Common Public Challenges

America is going through a monumental transition that we have seen only a few times in its history. These periodic transformations are prompted by deep structural changes to the economy and society – like the shift from an agricultural to an industrial economy, or the movement of people from rural areas to the city. They also are marked by the appearance of unprecedented challenges that the old system, the old politics, are unable to solve. This happened in the the 1930s with the onslaught of the Great Depression and the rise of Fascism. These twin drivers of structural changes and unprecedented challenges then force a period of a couple decades of rapid innovation in government and throughout society that leads to nothing short of a reinvention of America. 

 

All signs indicate that America has entered one of those historical moments now. Our system change is the globalization of everything, with greater and greater global integration to come. The unprecedented challenges are symbolized, but by no means limited to, climate change. We appear to have entered a period that will end up at the other end with a reinvention of America to fit the new realities of the 21st century. In 20 years or so, if all goes reasonable well, we will have figured out a much more sustainable way of living, based on clean energy sources, and integrated into a much more closely interconnected world. 

 

Or America may fail. We may not pull off this reinvention. We may bungle this transition, and not provide the leadership that the rest of the world so desperately needs too. It all depends on whether we rise to the challenge. 

 

Taking on “Challenges” Rather than Just “Problems”

We at Next Agenda believe America will rise to the challenge. We do think the American people, helped by like-minded people all over the world, are fully capable of solving all the pressing challenges of the 21st century. 

 

We deliberately use the word “challenges” rather than “problems” in the above sentence, and often throughout the website. “Challenges” connotes the sense of “really big problems,” but it also is aspirational. If you solve a challenge, it implies that you have moved to a higher stage, achieved something better. That is why we often frame problems as challenges. When we solve them, we should arrive at a better state. This is true with almost all our 21st-Century challenges. If we solve climate change, it almost certainly will mean that we will have moved to low impact energy sources and a way of living that is just better, period. 

 

We at Next Agenda also believe that Americans all over the country are eager to help actively solve the challenges we all face. People want to step up and do their part. People want to contribute their thoughts and ideas, their talents and knowledge. They just don’t know how to productively contribute. They can’t give up their jobs and lives and all move to Washington or work full-time on national problem-solving. But they certainly can do much, much more than vote every two to four years. 

 

Next Agenda will provide one way for people to work together on these common problems. We expect to launch a series of public “Challenges” taking on hugely important problems that the country must face. They all will have common characteristics: 

  • • The challenge needs to be ambitious enough to make a significant impact on the life of the country. 
  • • The solution to the challenge has to be largely unknown to most people or the ideas already developed have little exposure, let alone consensus.
  • • Solving the challenge has to be doable in a relatively short time-span, like  within 10 years or so.
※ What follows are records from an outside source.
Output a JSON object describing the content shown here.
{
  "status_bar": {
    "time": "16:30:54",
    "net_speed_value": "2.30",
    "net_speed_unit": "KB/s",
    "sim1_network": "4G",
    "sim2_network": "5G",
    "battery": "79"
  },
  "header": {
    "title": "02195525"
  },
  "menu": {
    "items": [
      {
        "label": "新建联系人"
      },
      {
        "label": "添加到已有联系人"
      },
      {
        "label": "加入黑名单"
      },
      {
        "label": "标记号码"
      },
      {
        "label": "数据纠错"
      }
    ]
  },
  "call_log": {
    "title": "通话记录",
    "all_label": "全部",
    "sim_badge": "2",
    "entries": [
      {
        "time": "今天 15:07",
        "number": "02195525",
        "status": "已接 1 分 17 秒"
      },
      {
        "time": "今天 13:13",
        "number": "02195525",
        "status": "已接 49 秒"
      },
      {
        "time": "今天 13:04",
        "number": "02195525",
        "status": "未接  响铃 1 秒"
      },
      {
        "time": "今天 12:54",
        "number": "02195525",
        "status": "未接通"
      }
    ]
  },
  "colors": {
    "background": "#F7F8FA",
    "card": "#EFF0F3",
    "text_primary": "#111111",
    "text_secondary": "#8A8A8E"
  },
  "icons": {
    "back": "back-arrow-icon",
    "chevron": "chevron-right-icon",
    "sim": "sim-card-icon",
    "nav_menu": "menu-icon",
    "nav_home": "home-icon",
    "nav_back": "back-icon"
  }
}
In other words, it must be doable given the level of technology and know-how we currently possess. We don't want to spin our wheels on long-term academic research. 
  • • Finally, all challenges should be simply and easily understood, able to be articulated in one clear question, like our first one:

 

How can America get all its electricity from clean energy as fast as possible? 

This inaugural challenge has all the elements of the ideal. Cracking this challenge would greatly accelerate America’s efforts toward solving climate change, and crack a model that others could adopt around the world. No one really knows how to do this right now, beyond back-of-the-envelope calculations, or the occasional lone White Paper. It’s a hugely ambitious challenge, but it is doable with the technology we have. Al Gore has been promoting the need to do this for the last 18 months, before he received the Noble Peace Prize for his climate efforts. It’s a problem just waiting to be solved. 

 

There are many other challenges facing the country that we at Next Agenda would like to take on with time. We will learn much from this public Clean Energy Challenge, and be able to apply our learnings to attack other challenges down the road. One that has frequently been brought to our attention is around the future of food. “How could America shift to more sustainable agriculture and more healthy food production?” 

 

Or out of our Clean Energy challenge is the obvious corollary: How could America reorganize its transportation around clean electricity? If you are designing America’s next electric energy grid it makes sense to also design transportation around that new infrastructure.